In a statement on Wednesday, rail minister Huw Merriman said HS2’s management had increased the upper estimate for the project to £57bn in 2019 prices.
Just weeks earlier, the transport department had put a price tag of up to £54bn on the London to Birmingham stretch, a big increase from the previous figure of £45bn published in June.
The latest estimate for HS2 comes after Prime Minister Rishi Sunak cancelled what remained of the second phase of the railway from Birmingham to Manchester, citing the ballooning costs of the project and a fall in rail passenger numbers in the wake of the pandemic.
Sunak said the move would save £36bn, which the government would spend on local transport networks in the North and Midlands.
HS2 Ltd, the state-owned delivery body, has already spent just under £25bn on the heavily delayed project, even though work on the London to Birmingham section only began three years ago.
Earlier this week, Nick Smallwood, chief executive of the Infrastructure and Projects Authority, which is part of HM Treasury, said he remained concerned about the costs of the project. The IPA said HS2 Ltd had from the outset underestimated the scale of the design work required.
HS2 was once one of the most ambitious infrastructure projects in Europe. But successive prime ministers have taken the axe to it, including a proposed eastern leg from Birmingham to Leeds, after years of cost overruns and delays. HS2 Ltd has been accused by whistleblowers and MPs of covering up the true cost of the scheme.

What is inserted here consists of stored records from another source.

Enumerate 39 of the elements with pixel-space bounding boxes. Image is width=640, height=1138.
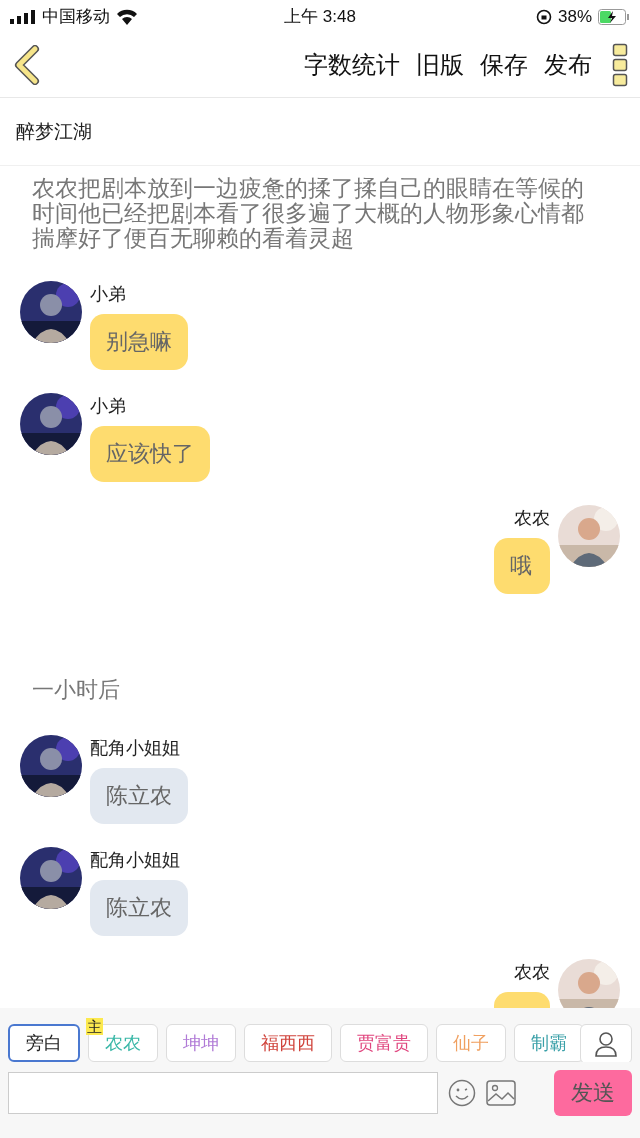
nav-action[interactable]: 发布 (544, 49, 592, 81)
message-bubble: 哦 (494, 538, 550, 594)
message-bubble: 陈立农 (90, 880, 188, 936)
speaker-name: 农农 (514, 961, 550, 983)
rotation-lock-icon (535, 8, 552, 25)
nav-action[interactable]: 保存 (480, 49, 528, 81)
speaker-name: 农农 (514, 507, 550, 529)
role-chip[interactable]: 坤坤 (166, 1024, 236, 1062)
user-icon (595, 1031, 617, 1057)
more-menu-icon[interactable] (612, 43, 628, 87)
battery-percent: 38% (557, 6, 592, 27)
signal-icon (10, 9, 36, 24)
role-chip[interactable]: 福西西 (244, 1024, 332, 1062)
send-button[interactable]: 发送 (554, 1070, 632, 1116)
message-bubble: 别急嘛 (90, 314, 188, 370)
user-button[interactable] (580, 1024, 632, 1062)
story-title: 醉梦江湖 (0, 98, 640, 166)
input-field[interactable] (8, 1072, 438, 1114)
wifi-icon (116, 8, 138, 25)
clock-time: 上午 3:48 (284, 6, 356, 28)
lead-badge: 主 (86, 1018, 103, 1035)
image-icon[interactable] (486, 1080, 516, 1106)
carrier-name: 中国移动 (42, 6, 110, 28)
nav-action[interactable]: 字数统计 (304, 49, 400, 81)
speaker-name: 小弟 (90, 283, 126, 305)
speaker-name: 小弟 (90, 395, 126, 417)
battery-icon (598, 8, 630, 25)
role-chip[interactable]: 制霸 (514, 1024, 584, 1062)
nav-action[interactable]: 旧版 (416, 49, 464, 81)
narration-text: 农农把剧本放到一边疲惫的揉了揉自己的眼睛在等候的时间他已经把剧本看了很多遍了大概的人物形象心情都揣摩好了便百无聊赖的看着灵超 (31, 176, 585, 251)
back-chevron-icon[interactable] (14, 45, 40, 85)
time-note: 一小时后 (31, 676, 121, 704)
message-bubble: 陈立农 (90, 768, 188, 824)
speaker-name: 配角小姐姐 (90, 849, 180, 871)
speaker-name: 配角小姐姐 (90, 737, 180, 759)
role-chip[interactable]: 旁白 (8, 1024, 80, 1062)
message-bubble: 应该快了 (90, 426, 210, 482)
role-chip[interactable]: 贾富贵 (340, 1024, 428, 1062)
smiley-icon[interactable] (448, 1079, 476, 1107)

When the project was launched more than a decade ago, it envisaged that trains would start running between Euston station in central London and Birmingham by 2026.
Services are now expected to start in 2029 at the earliest from a new station under construction at Old Oak Common in west London. The final few miles of the line and the rebuilt terminus at Euston will take at least another 10 years to complete. Sunak said last month that private developers would pick up the bill for that last part of the project.
HS2 Ltd’s chief executive Mark Thurston stepped down earlier this year under pressure from senior members of the government, according to people familiar with the situation. A new chief is expected to be appointed in the new year.
In his statement, Merriman said HS2 Ltd had attributed the cost increases to “design performance, delivery productivity, consenting delays and a difficult operating environment with Covid-19 and the Ukraine war affecting the supply chain”.
But he also said the government disagreed with the revised cost estimate of between £49bn and £57bn for the London to Birmingham section because it was calculated before HS2 Ltd was “notified of the decision to cancel Phase 2”. He added that the scope and cost of the project would “now be reassessed following the decision not to proceed beyond the Midlands, including the decision to adopt a development-led approach to Euston”.
In a statement, HS2 Ltd said the project was of “unprecedented scale and complexity”, adding that under the leadership of Sir Jon Thompson, who took over as executive chair earlier this year, it was “committed to learning lessons of the last few years and controlling costs”.